第一話
高校から大学に代わり,生活習慣が大きく変わる.自分の人生の中で最もといってもいいほどの変化を数か月で対応する必要が迫られる.それに,俺は失敗した.初めから気負っていたのだろう.自分の能力を上に見ていたといっても過言ではない。自分は大学受験に失敗した。この時点で,もう失敗していたのだろう。すべての準備不足は,ずるずると先に影響を与えることをこの時思い知った。高校時代の準備不足は大学まで続きその影響は一生続く。

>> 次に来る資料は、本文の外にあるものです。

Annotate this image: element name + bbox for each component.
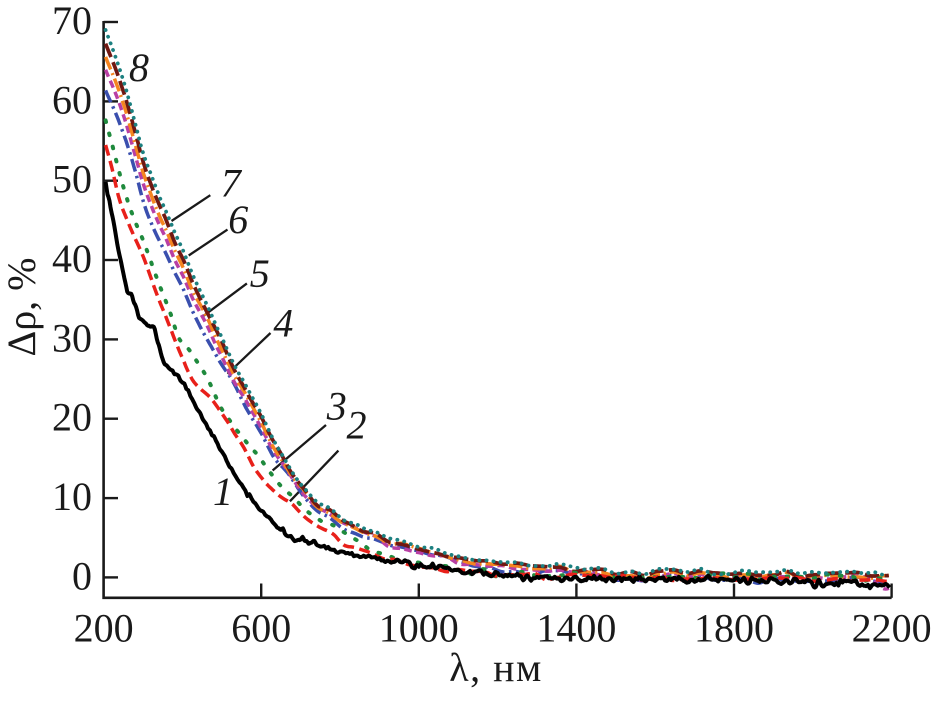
- svg-text:200: 200: [74, 606, 134, 651]
- svg-text:70: 70: [52, 0, 92, 43]
- svg-text:7: 7: [221, 161, 243, 206]
- svg-text:1800: 1800: [694, 606, 774, 651]
- svg-text:2200: 2200: [852, 606, 932, 651]
- svg-text:40: 40: [52, 236, 92, 281]
- svg-text:8: 8: [129, 45, 149, 90]
- svg-text:5: 5: [250, 251, 270, 296]
- svg-text:3: 3: [326, 384, 347, 429]
- svg-text:1000: 1000: [379, 606, 459, 651]
- svg-text:λ, нм: λ, нм: [449, 645, 543, 690]
- svg-text:30: 30: [52, 315, 92, 360]
- svg-text:1400: 1400: [536, 606, 616, 651]
- svg-text:60: 60: [52, 77, 92, 122]
- svg-text:Δρ, %: Δρ, %: [0, 257, 44, 356]
- svg-text:0: 0: [72, 553, 92, 598]
- svg-text:50: 50: [52, 157, 92, 202]
- svg-text:600: 600: [231, 606, 291, 651]
- svg-text:6: 6: [228, 197, 248, 242]
- svg-text:20: 20: [52, 395, 92, 440]
- svg-text:1: 1: [213, 469, 233, 514]
- svg-text:10: 10: [52, 474, 92, 519]
- svg-text:4: 4: [273, 301, 293, 346]
- svg-text:2: 2: [347, 403, 367, 448]
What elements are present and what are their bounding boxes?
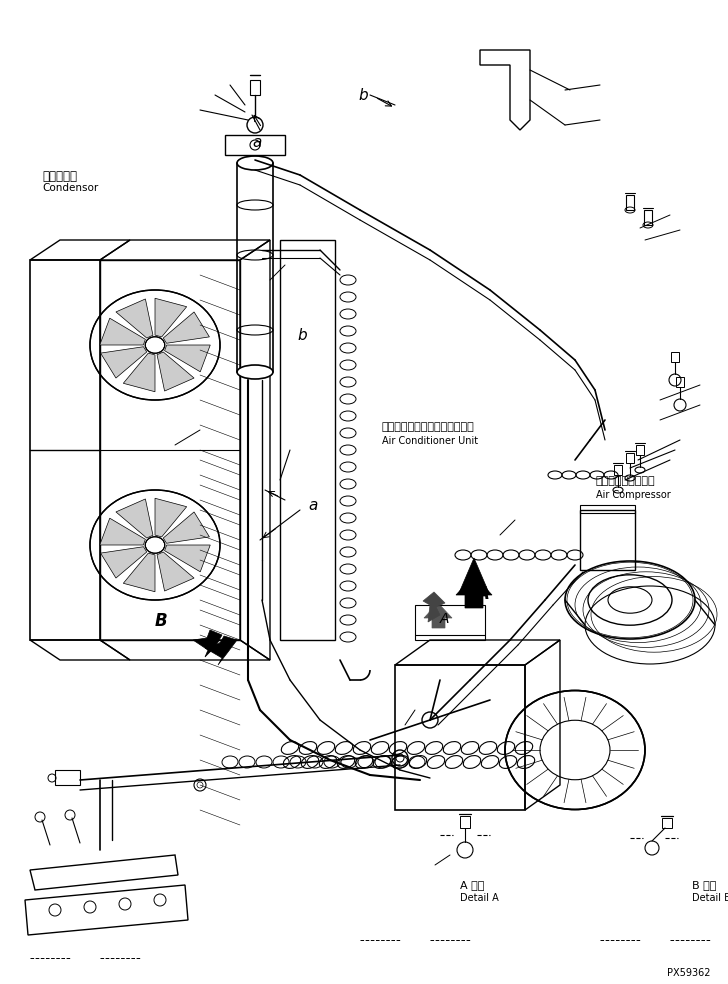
- Bar: [225, 135, 285, 155]
- Bar: [460, 816, 470, 828]
- Polygon shape: [423, 592, 445, 622]
- Polygon shape: [165, 545, 210, 572]
- Polygon shape: [116, 499, 153, 538]
- Bar: [626, 453, 634, 463]
- Polygon shape: [100, 519, 146, 545]
- Polygon shape: [459, 558, 489, 603]
- Polygon shape: [116, 299, 153, 338]
- Polygon shape: [424, 603, 452, 628]
- Text: a: a: [308, 498, 317, 513]
- Text: エアーコンディショナユニット: エアーコンディショナユニット: [382, 422, 475, 432]
- Bar: [280, 240, 335, 640]
- Text: Detail B: Detail B: [692, 893, 728, 903]
- Polygon shape: [100, 318, 146, 345]
- Polygon shape: [100, 547, 147, 578]
- Ellipse shape: [146, 337, 165, 353]
- Text: B: B: [155, 612, 167, 630]
- Text: コンデンサ: コンデンサ: [42, 170, 77, 183]
- Bar: [55, 770, 80, 785]
- Text: A: A: [440, 612, 449, 626]
- Polygon shape: [193, 630, 222, 657]
- Text: Air Conditioner Unit: Air Conditioner Unit: [382, 436, 478, 446]
- Polygon shape: [155, 298, 186, 337]
- Bar: [395, 665, 525, 810]
- Text: A 詳細: A 詳細: [460, 880, 484, 890]
- Bar: [580, 505, 635, 513]
- Bar: [614, 465, 622, 475]
- Polygon shape: [165, 345, 210, 372]
- Text: B 詳細: B 詳細: [692, 880, 716, 890]
- Polygon shape: [205, 636, 237, 665]
- Text: Detail A: Detail A: [460, 893, 499, 903]
- Text: b: b: [358, 88, 368, 103]
- Polygon shape: [163, 312, 210, 343]
- Ellipse shape: [146, 536, 165, 553]
- Bar: [662, 818, 672, 828]
- Polygon shape: [157, 552, 194, 591]
- Text: Condensor: Condensor: [42, 183, 98, 193]
- Text: a: a: [252, 135, 261, 150]
- Ellipse shape: [608, 586, 652, 613]
- Text: A: A: [476, 585, 489, 603]
- Polygon shape: [163, 512, 210, 543]
- Text: Air Compressor: Air Compressor: [596, 490, 670, 500]
- Bar: [636, 445, 644, 455]
- Bar: [671, 352, 679, 362]
- Bar: [626, 195, 634, 210]
- Text: b: b: [297, 328, 306, 343]
- Polygon shape: [123, 553, 155, 591]
- Bar: [250, 80, 260, 95]
- Polygon shape: [155, 498, 186, 537]
- Bar: [644, 210, 652, 225]
- Bar: [580, 510, 635, 570]
- Bar: [676, 377, 684, 387]
- Polygon shape: [100, 346, 147, 378]
- Polygon shape: [157, 352, 194, 391]
- Bar: [415, 605, 485, 640]
- Polygon shape: [123, 353, 155, 392]
- Text: PX59362: PX59362: [667, 968, 710, 978]
- Ellipse shape: [237, 365, 273, 379]
- Text: エアーコンプレッサ: エアーコンプレッサ: [596, 476, 656, 486]
- Polygon shape: [456, 575, 492, 608]
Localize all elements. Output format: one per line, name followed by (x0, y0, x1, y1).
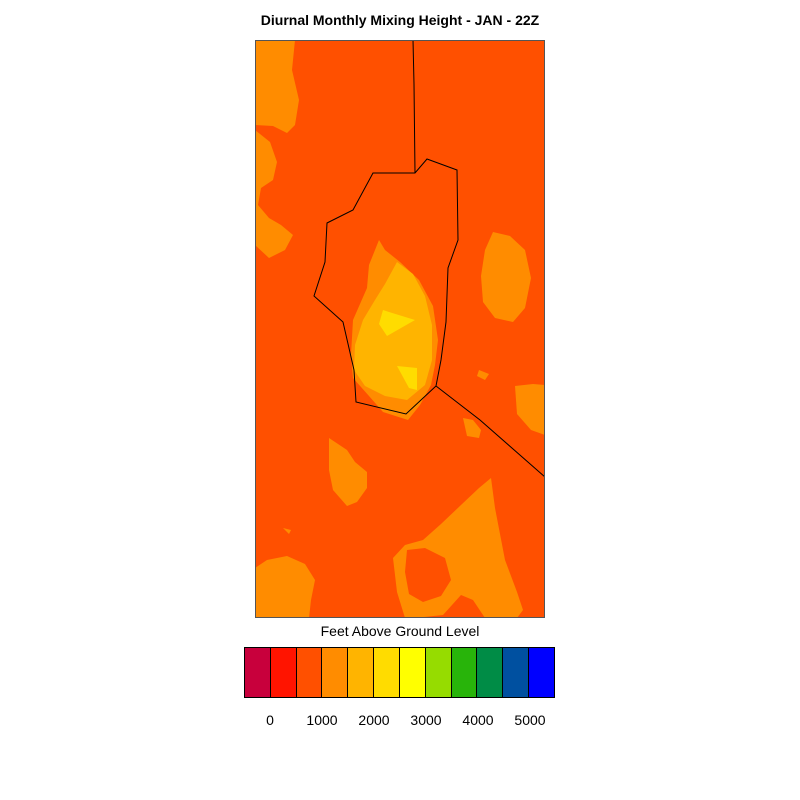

どうしても,この失敗を成功にしたかったのだろう。立ち上がるために努力するべきだと思ったのだろう。努力どうするべきかわからなかった俺は,できるだけ多くの単位を取ることにシフトした。一年目でできるだけ単位を取る。その単位を取り切るポテンシャルがそもそもあったら,おそらく大学受験すら成功していただろう。自分の限界を誤った。落とした単位は4単位,必修だった。二年生になる前に取り切れなかったため,一年目でもうすでに進学できないことが確定した。留年確定である。
「はぁ。」
自分は,過去を振り返りながら思考を切った。
ああ,今俺はどん底だ。なんとなくそんな気分になる。久々に外を散歩した,今は大学2年の春休み。一か月引きこもっていた。明後日から,大学の二年目俺にとっては一回生がもう一回が始まる。ここから,自分がやっていける自信がなかった。自分の自信がどん底に落ち体が重い。あぁ,家に帰って寝たい気分だ。ほんとに,寝てやる。
座っていたベンチを立ち上がり公園からでる。小さな山の頂上にある見晴らしのいい公園だ,伸びをしながら公園の入り口を出る。足元には,昨日まで降っていたことの影響だろうか?水たまりがある。
公園の周りにはツツジが植えてある。まだ咲く時期ではないのだろう。アスファルトからむき出しなたくましい雑草に嫉妬すら感じる。山の斜面に作られた住宅街,昔にできたのだろう車のとおりなど全く考えらえていない人が一人歩けるほどの大きさの道を下っていく。膝に負担がかかる,高校時代は全く気にもならなかった体の重さが堕ちたことを体に直接教えてくる。何度か,階段をおり,曲がり。平面に出てきた。ここは中心街だ。そのまま,背中を照らすネオンを抜けて駅を抜け家に帰る。
ガチっとした音がして,鍵が開く。ただいまというが,両親は仕事中だ。だから,返事はない。
靴を脱いだだけ,手も洗わずそのまま布団に流れ込む。
あぁ,家事をしなければ。少し寝てからでもいいか,,,。